According to the Post, Trump “is naming the people he wants to investigate and prosecute, and his associates are drafting plans to potentially invoke the Insurrection Act on his first day in office, which would allow him to deploy the military in response to civil demonstrations.”
This isn’t a single unhinged speech. Last month, Trump accused immigrants of “poisoning the blood of our country,” a truly ugly and nakedly white supremacist statement that echoes Nazi theories that Jews and others were poisoning white German blood, and led to the Law for the Protection of German Blood and German Honor, It’s also worth noting here that authoritarian nationalist leaders routinely invoke natalism and traditional gender roles, including a strong patriarch and women whose chief duty is reproduction — and routinely pass laws controlling women’s bodies and pushing some groups into childbearing while discouraging it among others (this may sound familiar if you’ve been following the news in the US).

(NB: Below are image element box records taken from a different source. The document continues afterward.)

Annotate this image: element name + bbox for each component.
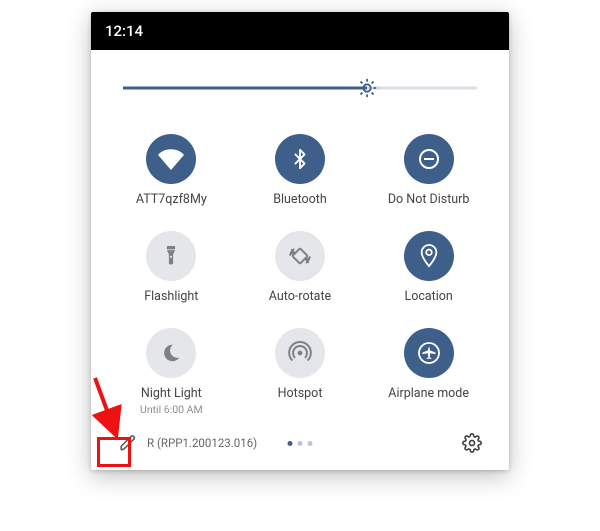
status-bar: 12:14 <box>91 12 509 50</box>
tile-dnd[interactable]: Do Not Disturb <box>366 126 491 217</box>
gear-icon <box>462 433 482 453</box>
flashlight-icon <box>146 231 196 281</box>
brightness-slider[interactable] <box>123 70 477 106</box>
status-time: 12:14 <box>105 22 143 40</box>
rotate-icon <box>275 231 325 281</box>
tile-flashlight[interactable]: Flashlight <box>109 223 234 314</box>
tile-wifi[interactable]: ATT7qzf8My <box>109 126 234 217</box>
tile-hotspot[interactable]: Hotspot <box>238 320 363 426</box>
tile-autorotate[interactable]: Auto-rotate <box>238 223 363 314</box>
build-text: R (RPP1.200123.016) <box>147 436 257 450</box>
tile-label: Do Not Disturb <box>388 192 470 207</box>
airplane-icon <box>404 328 454 378</box>
tile-location[interactable]: Location <box>366 223 491 314</box>
tiles-grid: ATT7qzf8My Bluetooth Do Not Disturb Flas… <box>103 126 497 426</box>
tile-label: Hotspot <box>278 386 323 401</box>
page-dot <box>288 441 293 446</box>
tile-label: Night Light <box>141 386 202 401</box>
tile-bluetooth[interactable]: Bluetooth <box>238 126 363 217</box>
tile-label: ATT7qzf8My <box>136 192 207 207</box>
location-icon <box>404 231 454 281</box>
page-dot <box>308 441 313 446</box>
tile-airplane[interactable]: Airplane mode <box>366 320 491 426</box>
panel-footer: R (RPP1.200123.016) <box>103 426 497 464</box>
edit-button[interactable] <box>113 428 143 458</box>
settings-button[interactable] <box>457 428 487 458</box>
bluetooth-icon <box>275 134 325 184</box>
slider-fill <box>123 87 367 90</box>
tile-label: Location <box>404 289 452 304</box>
tile-nightlight[interactable]: Night Light Until 6:00 AM <box>109 320 234 426</box>
page-dots[interactable] <box>288 441 313 446</box>
tile-label: Auto-rotate <box>269 289 331 304</box>
pencil-icon <box>119 434 137 452</box>
tile-label: Airplane mode <box>388 386 469 401</box>
dnd-icon <box>404 134 454 184</box>
tile-sublabel: Until 6:00 AM <box>140 403 203 416</box>
nightlight-icon <box>146 328 196 378</box>
wifi-icon <box>146 134 196 184</box>
brightness-thumb-icon[interactable] <box>356 77 378 99</box>
tile-label: Bluetooth <box>273 192 327 207</box>
quick-settings-panel: ATT7qzf8My Bluetooth Do Not Disturb Flas… <box>91 50 509 470</box>
phone-frame: 12:14 <box>91 12 509 470</box>
hotspot-icon <box>275 328 325 378</box>
page-dot <box>298 441 303 446</box>
tile-label: Flashlight <box>144 289 198 304</box>
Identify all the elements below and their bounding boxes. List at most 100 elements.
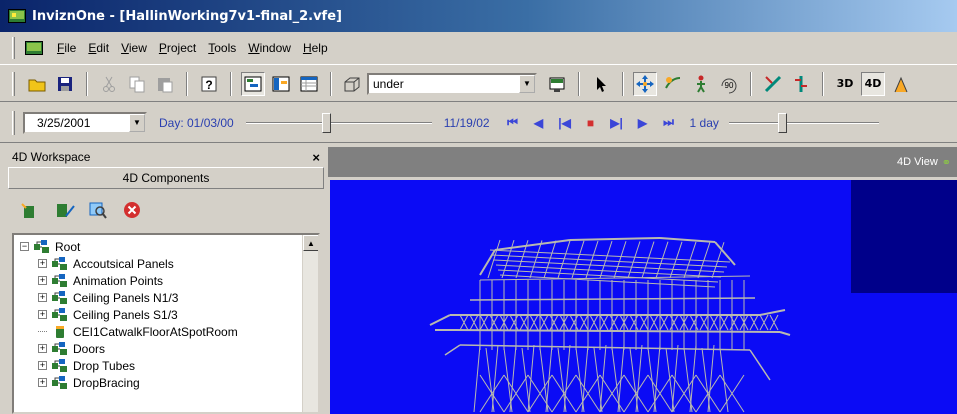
- tab-4d-components[interactable]: 4D Components: [8, 167, 324, 189]
- menu-help[interactable]: Help: [297, 41, 334, 55]
- model-edge: [569, 237, 661, 241]
- play-forward-icon[interactable]: ▶: [630, 116, 656, 130]
- tree-rows: − Root + Accoutsical Panels + Animation Point…: [14, 238, 318, 391]
- mode-3d-button[interactable]: 3D: [833, 72, 857, 96]
- edit-component-icon[interactable]: [54, 200, 75, 220]
- stop-icon[interactable]: ■: [578, 116, 604, 130]
- step-slider[interactable]: [728, 112, 879, 133]
- date-combo[interactable]: 3/25/2001 ▼: [23, 111, 147, 134]
- workspace-panel: 4D Workspace × 4D Components − Root + Accou…: [8, 147, 324, 414]
- chevron-down-icon[interactable]: ▼: [129, 113, 145, 132]
- date-slider[interactable]: [245, 112, 432, 133]
- model-edge: [444, 344, 461, 356]
- group-icon: [51, 375, 69, 390]
- schedule-view-icon[interactable]: [241, 71, 265, 96]
- tree-item[interactable]: + DropBracing: [14, 374, 318, 391]
- tree-item[interactable]: + Ceiling Panels S1/3: [14, 306, 318, 323]
- walk-icon[interactable]: [689, 72, 713, 96]
- tree-line-icon: [38, 331, 47, 332]
- mode-4d-label: 4D: [864, 77, 882, 90]
- move-icon[interactable]: [633, 71, 657, 96]
- find-component-icon[interactable]: [88, 200, 108, 220]
- model-edge: [545, 344, 553, 413]
- menu-project[interactable]: Project: [153, 41, 202, 55]
- tree-item[interactable]: + Drop Tubes: [14, 357, 318, 374]
- expand-icon[interactable]: +: [38, 276, 47, 285]
- expand-icon[interactable]: +: [38, 310, 47, 319]
- model-edge: [659, 237, 716, 243]
- document-icon[interactable]: [23, 38, 45, 58]
- cut-icon[interactable]: [97, 72, 121, 96]
- model-edge: [599, 240, 613, 279]
- step-slider-thumb[interactable]: [778, 112, 788, 133]
- tree-item-label: Accoutsical Panels: [73, 256, 174, 271]
- paste-icon[interactable]: [153, 72, 177, 96]
- play-backward-icon[interactable]: ◀: [526, 116, 552, 130]
- group-icon: [51, 307, 69, 322]
- menu-window[interactable]: Window: [242, 41, 297, 55]
- tree-item-label: Root: [55, 239, 81, 254]
- model-edge: [527, 344, 535, 413]
- step-backward-icon[interactable]: |◀: [552, 116, 578, 130]
- close-icon[interactable]: ×: [312, 150, 320, 165]
- expand-icon[interactable]: +: [38, 259, 47, 268]
- first-frame-icon[interactable]: ⏮: [500, 115, 526, 130]
- last-frame-icon[interactable]: ⏭: [656, 115, 682, 130]
- copy-icon[interactable]: [125, 72, 149, 96]
- viewport-canvas[interactable]: [330, 180, 957, 414]
- view-title: 4D View: [897, 156, 938, 168]
- tree-item[interactable]: + Accoutsical Panels: [14, 255, 318, 272]
- expand-icon[interactable]: +: [38, 361, 47, 370]
- component-tree[interactable]: − Root + Accoutsical Panels + Animation Point…: [12, 233, 320, 414]
- model-edge: [759, 309, 786, 316]
- menu-view[interactable]: View: [115, 41, 153, 55]
- table-view-icon[interactable]: [297, 72, 321, 96]
- add-component-icon[interactable]: [20, 200, 40, 220]
- expand-icon[interactable]: +: [38, 378, 47, 387]
- measure-icon[interactable]: [761, 72, 785, 96]
- expand-icon[interactable]: +: [38, 293, 47, 302]
- tree-item[interactable]: − Root: [14, 238, 318, 255]
- date-slider-thumb[interactable]: [321, 112, 331, 133]
- model-edge: [655, 241, 669, 279]
- scroll-up-icon[interactable]: ▲: [303, 235, 318, 251]
- tree-item[interactable]: + Ceiling Panels N1/3: [14, 289, 318, 306]
- tree-scrollbar[interactable]: ▲: [302, 235, 318, 412]
- menu-file[interactable]: File: [51, 41, 82, 55]
- workspace-toolbar: [8, 189, 324, 231]
- viewport-inset: [851, 180, 957, 293]
- rotate-90-icon[interactable]: 90: [717, 72, 741, 96]
- pointer-icon[interactable]: [589, 72, 613, 96]
- model-edge: [473, 344, 481, 413]
- tree-item-label: Animation Points: [73, 273, 164, 288]
- save-icon[interactable]: [53, 72, 77, 96]
- delete-icon[interactable]: [122, 200, 142, 220]
- tree-item[interactable]: + Doors: [14, 340, 318, 357]
- open-folder-icon[interactable]: [25, 72, 49, 96]
- group-icon: [51, 256, 69, 271]
- timeline-grip: [12, 110, 15, 135]
- collapse-icon[interactable]: −: [20, 242, 29, 251]
- model-edge: [711, 242, 725, 279]
- building-icon[interactable]: [889, 72, 913, 96]
- tree-item[interactable]: + Animation Points: [14, 272, 318, 289]
- chevron-down-icon[interactable]: ▼: [519, 74, 535, 93]
- box-3d-icon[interactable]: [341, 72, 365, 96]
- mode-3d-label: 3D: [836, 77, 854, 90]
- step-forward-icon[interactable]: ▶|: [604, 116, 630, 130]
- app-icon: [8, 8, 26, 24]
- mode-4d-button[interactable]: 4D: [861, 71, 885, 96]
- gantt-icon[interactable]: [269, 72, 293, 96]
- menu-tools[interactable]: Tools: [202, 41, 242, 55]
- tree-item[interactable]: CEI1CatwalkFloorAtSpotRoom: [14, 323, 318, 340]
- expand-icon[interactable]: +: [38, 344, 47, 353]
- view-combo[interactable]: under ▼: [367, 72, 537, 95]
- menu-edit[interactable]: Edit: [82, 41, 115, 55]
- section-icon[interactable]: [789, 72, 813, 96]
- timeline-bar: 3/25/2001 ▼ Day: 01/03/00 11/19/02 ⏮ ◀ |…: [0, 103, 957, 143]
- help-icon[interactable]: ?: [197, 72, 221, 96]
- view-panel: 4D View ⚭: [326, 147, 957, 414]
- model-edge: [617, 344, 625, 413]
- apply-view-icon[interactable]: [545, 72, 569, 96]
- fly-icon[interactable]: [661, 72, 685, 96]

Trump has always been bigoted, and his speeches in 2016 were full of vitriol. But this time around, he seems uglier, angrier, and more dead-set on retribution. Which is frankly surprising — I didn’t think he could get much worse than he was when he was campaigning eight years ago. But Trump in 2023 has seen some consequences for his actions, perhaps for the first time in his life. He is in serious legal trouble across multiple jurisdictions. He lost an election. If his court cases go badly for him, it’s unclear what happens to a potential second term. Many of his enablers and toadies have gone to prison, or struck deals with prosecutors, or turned on him. He is a man who believes himself deserving of anything and everything, and he is a man who believes he is deeply beloved by real Americans, and so he is incandescently angry at those who would stand in the way of his deserved total power.
Donald Trump wouldn’t be a problem if he were just one man yelling into the wind. Donald Trump is a problem because millions of Americans back him — because millions of Americans can’t spot a con man, also want a politics of viciousness and cruelty, may happily turn on their neighbors and friends and family members.
Donald Trump is a problem because he promotes ideas that are radically at odds with what American is, and still enjoys the backing of the Republican Party — still enjoys the support of most GOP electeds, who either agree with him or have chosen to be reprehensible cowards. Donald Trump is a problem because when he calls liberals vermin and says immigrants are poisoning American blood and adopts any of the many, many fascist talking points he’s borrowed over the years, thousands of his supporters cheer.
xx Jill
No matter what happens to Trump the individual because of the ongoing litigation, I’m worried about Trumpism the disease, which has infected so many in our country. His language is not hyperbole; it’s strategy. What are the two Steves (Bannon, Miller) doing right now? Ugh.
Somewhere between Hitler and Stalin...as Putin really wants to be Czar Vladi and re-conquer the old Soviet lands and go back to the old times, as Hitler wanted to destroy anything not agreeable to his ideology, so is Trump.